Wind energy is generated by tapping the raw force of unobstructed wind. Multiple wind turbines are erected over a vast area to generate huge amounts of electric power. As the wind blows, it keeps the blades spinning. In case of wind energy, motion is converted into electricity with the help of generator.
Benefits of Wind Energy:
Wind energy has been around for thousands of years. Today wind energy is viewed one of the most promising green energy solution.
With diminishing costs of wind, wind energy is becoming increasingly cheaper and wind energy markets are fast proliferating across the USA.
According to some estimates, the higher capacity wind turbines are capable of generating enough clean electricity to power 600 US homes. Even the comparatively smaller turbines can help meet the electricity needs of small homes and small size commercial establishments.
One of the greatest benefits with wind energy is: operational costs gradually diminish after the successful erection of the turbines.
Another exciting part of wind energy is: wind energy generation is a completely water-less process. As such, it can help save a huge amount of water resources of a country.
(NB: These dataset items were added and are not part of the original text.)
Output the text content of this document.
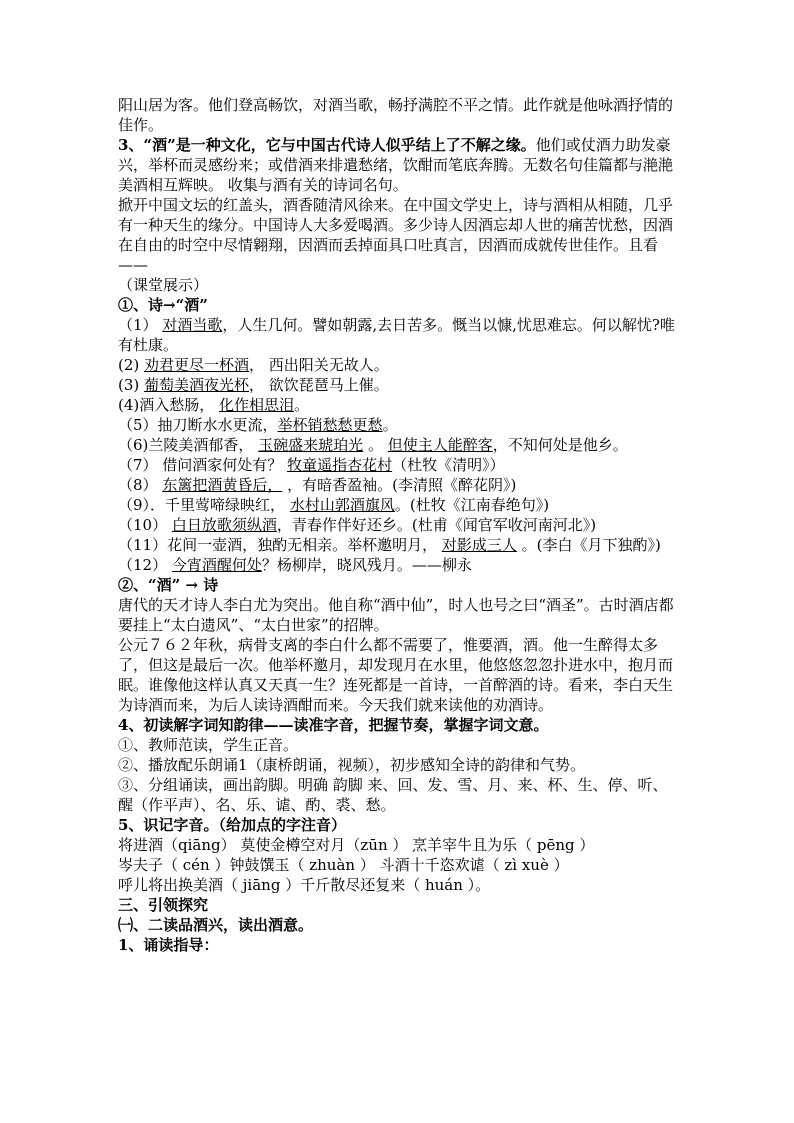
阳山居为客。他们登高畅饮，对酒当歌，畅抒满腔不平之情。此作就是他咏酒抒情的佳作。

3、“酒”是一种文化，它与中国古代诗人似乎结上了不解之缘。他们或仗酒力助发豪兴，举杯而灵感纷来；或借酒来排遣愁绪，饮酣而笔底奔腾。无数名句佳篇都与滟滟美酒相互辉映。 收集与酒有关的诗词名句。

掀开中国文坛的红盖头，酒香随清风徐来。在中国文学史上，诗与酒相从相随，几乎有一种天生的缘分。中国诗人大多爱喝酒。多少诗人因酒忘却人世的痛苦忧愁，因酒在自由的时空中尽情翱翔，因酒而丢掉面具口吐真言，因酒而成就传世佳作。且看——

（课堂展示）

①、诗→“酒”

（1） 对酒当歌，人生几何。譬如朝露,去日苦多。慨当以慷,忧思难忘。何以解忧?唯有杜康。

(2) 劝君更尽一杯酒， 西出阳关无故人。

(3) 葡萄美酒夜光杯， 欲饮琵琶马上催。

(4)酒入愁肠， 化作相思泪。

（5）抽刀断水水更流，举杯销愁愁更愁。

（6)兰陵美酒郁香， 玉碗盛来琥珀光 。 但使主人能醉客，不知何处是他乡。

（7） 借问酒家何处有？ 牧童遥指杏花村（杜牧《清明》）

（8） 东篱把酒黄昏后， ，有暗香盈袖。(李清照《醉花阴》)

（9）．千里莺啼绿映红， 水村山郭酒旗风。(杜牧《江南春绝句》)

（10） 白日放歌须纵酒，青春作伴好还乡。(杜甫《闻官军收河南河北》)

（11）花间一壶酒，独酌无相亲。举杯邀明月， 对影成三人 。(李白《月下独酌》)

（12） 今宵酒醒何处？杨柳岸，晓风残月。——柳永

②、“酒” → 诗

唐代的天才诗人李白尤为突出。他自称“酒中仙”，时人也号之曰“酒圣”。古时酒店都要挂上“太白遗风”、“太白世家”的招牌。

公元７６２年秋，病骨支离的李白什么都不需要了，惟要酒，酒。他一生醉得太多了，但这是最后一次。他举杯邀月，却发现月在水里，他悠悠忽忽扑进水中，抱月而眠。谁像他这样认真又天真一生？连死都是一首诗，一首醉酒的诗。看来，李白天生为诗酒而来，为后人读诗酒酣而来。今天我们就来读他的劝酒诗。

4、初读解字词知韵律——读准字音，把握节奏，掌握字词文意。

①、教师范读，学生正音。

②、播放配乐朗诵1（康桥朗诵，视频），初步感知全诗的韵律和气势。

③、分组诵读，画出韵脚。明确 韵脚 来、回、发、雪、月、来、杯、生、停、听、醒（作平声）、名、乐、谑、酌、裘、愁。

5、识记字音。（给加点的字注音）

将进酒（qiāng） 莫使金樽空对月（zūn ） 烹羊宰牛且为乐（ pēng ）

岑夫子（ cén ）钟鼓馔玉（ zhuàn ） 斗酒十千恣欢谑（ zì xuè ）

呼儿将出换美酒（ jiāng ）千斤散尽还复来（ huán ）。

三、引领探究

㈠、二读品酒兴，读出酒意。

1、诵读指导：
Tampa happens to be one of the few US cities that enjoy sunny weather throughout the year. Then, there is no dearth of windy locations in the city. With abundance of sunshine and consistent wind flow, Tampa could well be the USA’s next hot alternative energy destination. In fact alternative energy markets in Tampa are fast expanding. With Tampa people becoming increasingly aware of the advantages of switching to clean and green energies, it seems that, it is only a matter of time when the region’s power grid will incorporate more renewable energy choices.